È guerra di dazi. Il primo contesto in cui questa incertezza si fa sentire è quello del mercato del forex, viste le oscillazioni delle valute globali che sono state interessate dal processo: nonostante la prima ondata di dazi, entrati in vigore il 6 luglio, fosse ampiamente prevista, il riflesso sulle quotazioni è stato comunque sensibile. Inoltre, gli investitori sembrano preoccupati soprattutto dai rischi di una escalation della situazione, paventata dalla Casa Bianca, che darebbe il via a un nuovo shock esogeno determinato dall’acuirsi della guerra commerciale.
Gli effetti sui mercati finanziari. Non bisogna dimenticare infatti che a novembre gli Stati Uniti sono chiamati alle urne per le elezioni di mid term, e quindi i prossimi mesi potrebbero essere decisivi per Trump, che intende ovviamente mantenere il suo elettorato sia attraverso azioni concrete che una retorica comunicativa ancora più aggressiva. In contesti del genere, per i mercati finanziari le variazioni sono quasi all’ordine del giorno, e chi vuole investire deve prestare attenzione anche alle “voci” o cercare una strategia più conservativa, come quelle attuate dai big trader internazionali e descritte su https://investingoal.com/, piattaforma di social trading con focus specifico sul forex.
Trump contro Xi Jinping. Ma cosa è successo tra Stati Uniti e Cina? In realtà, quello contro il Paese asiatico non è il primo dazio lanciato dal presidente Donald Trump, che nelle scorse settimane aveva anticipato un blocco similare alle importazioni provenienti da Canada e Messico, nonché dall’Unione europea, provocando come risposta l’introduzione di nuove imposte di pari valore sulle esportazioni americane in queste Aree.

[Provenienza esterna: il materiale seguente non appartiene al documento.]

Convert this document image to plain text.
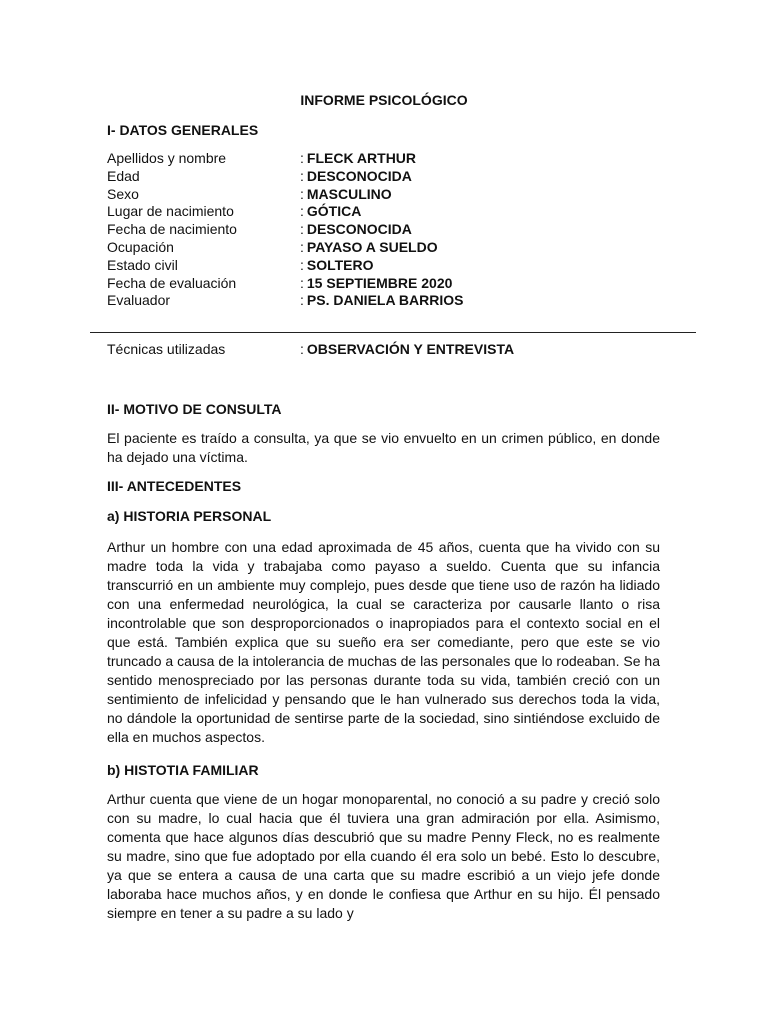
INFORME PSICOLÓGICO
I- DATOS GENERALES
Apellidos y nombre	: FLECK ARTHUR
Edad	: DESCONOCIDA
Sexo	: MASCULINO
Lugar de nacimiento	: GÓTICA
Fecha de nacimiento	: DESCONOCIDA
Ocupación	: PAYASO A SUELDO
Estado civil	: SOLTERO
Fecha de evaluación	: 15 SEPTIEMBRE 2020
Evaluador	: PS. DANIELA BARRIOS
Técnicas utilizadas	: OBSERVACIÓN Y ENTREVISTA
II- MOTIVO DE CONSULTA
El paciente es traído a consulta, ya que se vio envuelto en un crimen público, en donde ha dejado una víctima.
III- ANTECEDENTES
a) HISTORIA PERSONAL
Arthur un hombre con una edad aproximada de 45 años, cuenta que ha vivido con su madre toda la vida y trabajaba como payaso a sueldo. Cuenta que su infancia transcurrió en un ambiente muy complejo, pues desde que tiene uso de razón ha lidiado con una enfermedad neurológica, la cual se caracteriza por causarle llanto o risa incontrolable que son desproporcionados o inapropiados para el contexto social en el que está. También explica que su sueño era ser comediante, pero que este se vio truncado a causa de la intolerancia de muchas de las personales que lo rodeaban. Se ha sentido menospreciado por las personas durante toda su vida, también creció con un sentimiento de infelicidad y pensando que le han vulnerado sus derechos toda la vida, no dándole la oportunidad de sentirse parte de la sociedad, sino sintiéndose excluido de ella en muchos aspectos.
b) HISTOTIA FAMILIAR
Arthur cuenta que viene de un hogar monoparental, no conoció a su padre y creció solo con su madre, lo cual hacia que él tuviera una gran admiración por ella. Asimismo, comenta que hace algunos días descubrió que su madre Penny Fleck, no es realmente su madre, sino que fue adoptado por ella cuando él era solo un bebé. Esto lo descubre, ya que se entera a causa de una carta que su madre escribió a un viejo jefe donde laboraba hace muchos años, y en donde le confiesa que Arthur en su hijo. Él pensado siempre en tener a su padre a su lado y
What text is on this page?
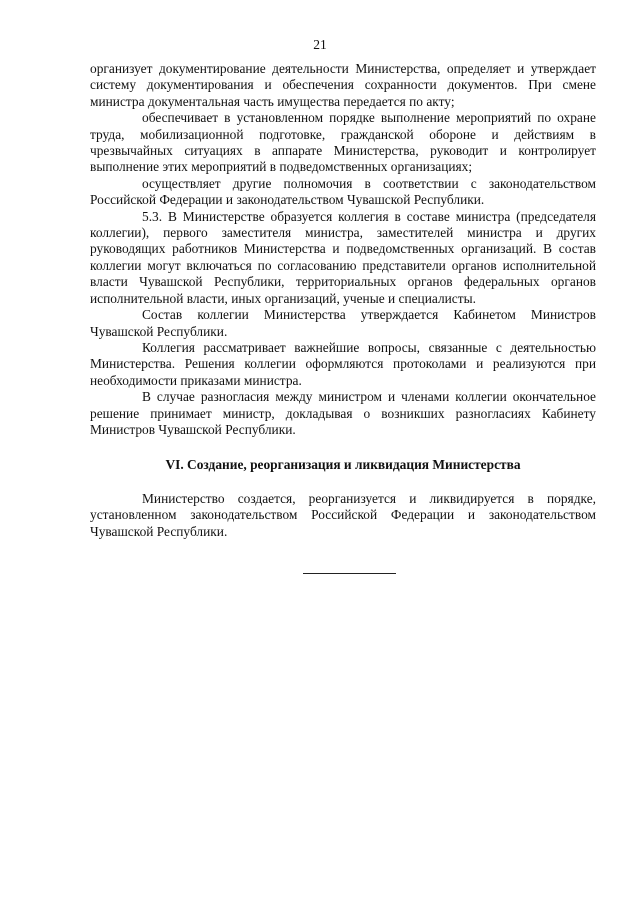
21

организует документирование деятельности Министерства, определяет и утверждает систему документирования и обеспечения сохранности документов. При смене министра документальная часть имущества передается по акту;

обеспечивает в установленном порядке выполнение мероприятий по охране труда, мобилизационной подготовке, гражданской обороне и действиям в чрезвычайных ситуациях в аппарате Министерства, руководит и контролирует выполнение этих мероприятий в подведомственных организациях;

осуществляет другие полномочия в соответствии с законодательством Российской Федерации и законодательством Чувашской Республики.

5.3. В Министерстве образуется коллегия в составе министра (председателя коллегии), первого заместителя министра, заместителей министра и других руководящих работников Министерства и подведомственных организаций. В состав коллегии могут включаться по согласованию представители органов исполнительной власти Чувашской Республики, территориальных органов федеральных органов исполнительной власти, иных организаций, ученые и специалисты.

Состав коллегии Министерства утверждается Кабинетом Министров Чувашской Республики.

Коллегия рассматривает важнейшие вопросы, связанные с деятельностью Министерства. Решения коллегии оформляются протоколами и реализуются при необходимости приказами министра.

В случае разногласия между министром и членами коллегии окончательное решение принимает министр, докладывая о возникших разногласиях Кабинету Министров Чувашской Республики.

VI. Создание, реорганизация и ликвидация Министерства

Министерство создается, реорганизуется и ликвидируется в порядке, установленном законодательством Российской Федерации и законодательством Чувашской Республики.
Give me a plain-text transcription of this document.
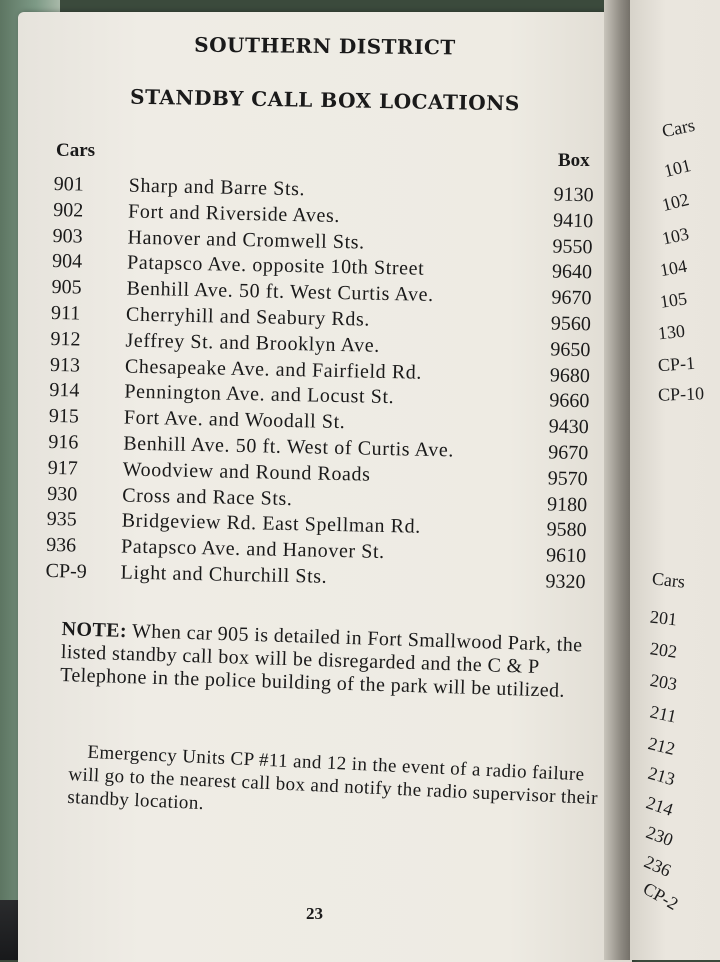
SOUTHERN DISTRICT
STANDBY CALL BOX LOCATIONS
Cars	Box
901	Sharp and Barre Sts.	9130
902	Fort and Riverside Aves.	9410
903	Hanover and Cromwell Sts.	9550
904	Patapsco Ave. opposite 10th Street	9640
905	Benhill Ave. 50 ft. West Curtis Ave.	9670
911	Cherryhill and Seabury Rds.	9560
912	Jeffrey St. and Brooklyn Ave.	9650
913	Chesapeake Ave. and Fairfield Rd.	9680
914	Pennington Ave. and Locust St.	9660
915	Fort Ave. and Woodall St.	9430
916	Benhill Ave. 50 ft. West of Curtis Ave.	9670
917	Woodview and Round Roads	9570
930	Cross and Race Sts.	9180
935	Bridgeview Rd. East Spellman Rd.	9580
936	Patapsco Ave. and Hanover St.	9610
CP-9	Light and Churchill Sts.	9320
NOTE: When car 905 is detailed in Fort Smallwood Park, the listed standby call box will be disregarded and the C & P Telephone in the police building of the park will be utilized.
Emergency Units CP #11 and 12 in the event of a radio failure will go to the nearest call box and notify the radio supervisor their standby location.
23
Cars
Cars
101
102
103
104
105
130
CP-1
CP-10
201
202
203
211
212
213
214
230
236
CP-2
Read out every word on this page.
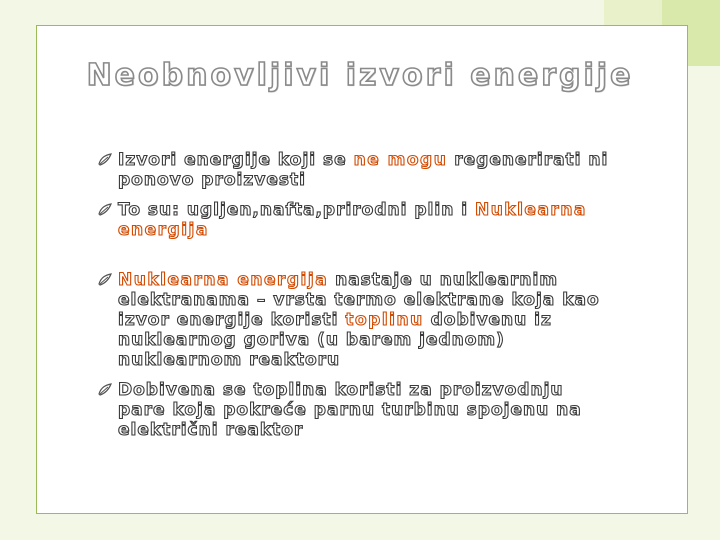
Neobnovljivi izvori energije
Izvori energije koji se ne mogu regenerirati ni
ponovo proizvesti
To su: ugljen,nafta,prirodni plin i Nuklearna
energija
Nuklearna energija nastaje u nuklearnim
elektranama – vrsta termo elektrane koja kao
izvor energije koristi toplinu dobivenu iz
nuklearnog goriva (u barem jednom)
nuklearnom reaktoru
Dobivena se toplina koristi za proizvodnju
pare koja pokreće parnu turbinu spojenu na
električni reaktor
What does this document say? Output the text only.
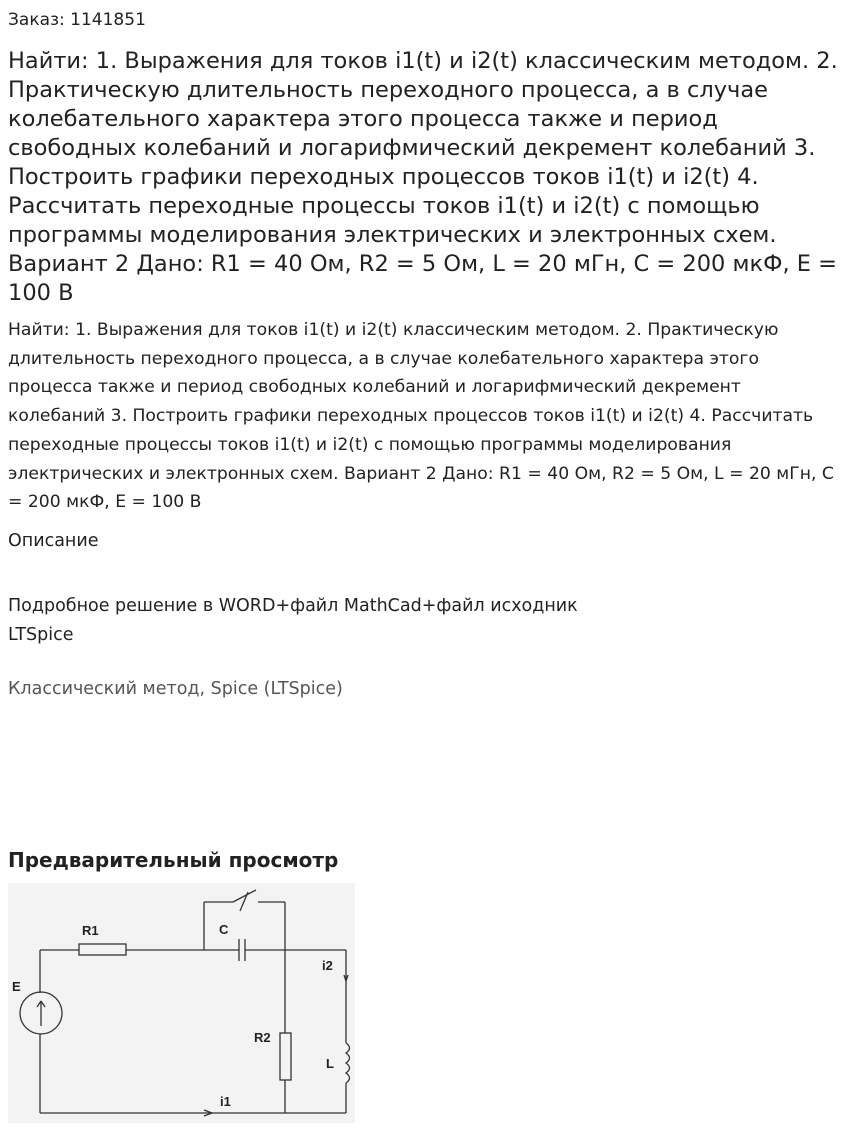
Заказ: 1141851
Найти: 1. Выражения для токов i1(t) и i2(t) классическим методом. 2. Практическую длительность переходного процесса, а в случае колебательного характера этого процесса также и период свободных колебаний и логарифмический декремент колебаний 3. Построить графики переходных процессов токов i1(t) и i2(t) 4. Рассчитать переходные процессы токов i1(t) и i2(t) с помощью программы моделирования электрических и электронных схем. Вариант 2 Дано: R1 = 40 Ом, R2 = 5 Ом, L = 20 мГн, C = 200 мкФ, E = 100 В

Найти: 1. Выражения для токов i1(t) и i2(t) классическим методом. 2. Практическую длительность переходного процесса, а в случае колебательного характера этого процесса также и период свободных колебаний и логарифмический декремент колебаний 3. Построить графики переходных процессов токов i1(t) и i2(t) 4. Рассчитать переходные процессы токов i1(t) и i2(t) с помощью программы моделирования электрических и электронных схем. Вариант 2 Дано: R1 = 40 Ом, R2 = 5 Ом, L = 20 мГн, C = 200 мкФ, E = 100 В

Описание
Подробное решение в WORD+файл MathCad+файл исходник LTSpice
Классический метод, Spice (LTSpice)
Предварительный просмотр
R1	C
E
i2
R2
L
i1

L’ex imprenditore americano ha poi concentrato la sua attenzione sulla Cina, dando il via a quella che è stata definita “la più grande guerra commerciale della storia“, partita appunto il 6 luglio scorso.
Un circolo vizioso. In quella data sono infatti scattate le nuove misure imposte dagli Stati Uniti sull’importazione di prodotti cinesi, e nella fattispecie una tassa del 25 per cento su 50 miliardi di dollari (42 miliardi di euro) di merci provenienti dal Paese asiatico. Di contro, la risposta del presidente Xi Jinping non si è fatta di certo attendere, con una tassazione per 50 miliardi di dollari di esportazioni statunitensi verso la Cina. E si tratta solo del primo atto.
Solo il primo round. Donald Trump ha infatti definito “ingiusta” questa reazione ritorsiva della Cina, e ha annunciato a sua volta una seconda fase di misure: vale a dire, una nuova un’imposta del 10 per cento su duecento miliardi di dollari (170 miliardi di euro) di prodotti cinesi (poi parzialmente rivista a 100 miliardi di dollari). L’effetto domino non si è arrestato, visto che Pechino ha promesso di reagire con provvedimenti “corrispondenti per quantità e qualità”.
Rischi di portata globale. Il ministro del commercio cinese ha dichiarato che le decisioni di Trump danneggeranno “la catena globale del valore, i mercati e la crescita economica globale”, ma a ben vedere è tutto questo circolo vizioso a essere preoccupante per il sistema commerciale internazionale: da un lato, c’è la possibilità di inasprire le relazioni globali, ma è soprattutto il lato economico a essere messo a rischio. Le esportazioni della Cina negli Stati Uniti rappresentano il 40 per cento del totale, mentre solo il 5 per cento delle esportazioni americane raggiunge la Cina, che dunque potrebbe pagare un costo enorme in questa battaglia che potrebbe trascinare in recessione l’economia globale, nello scenario più fosco.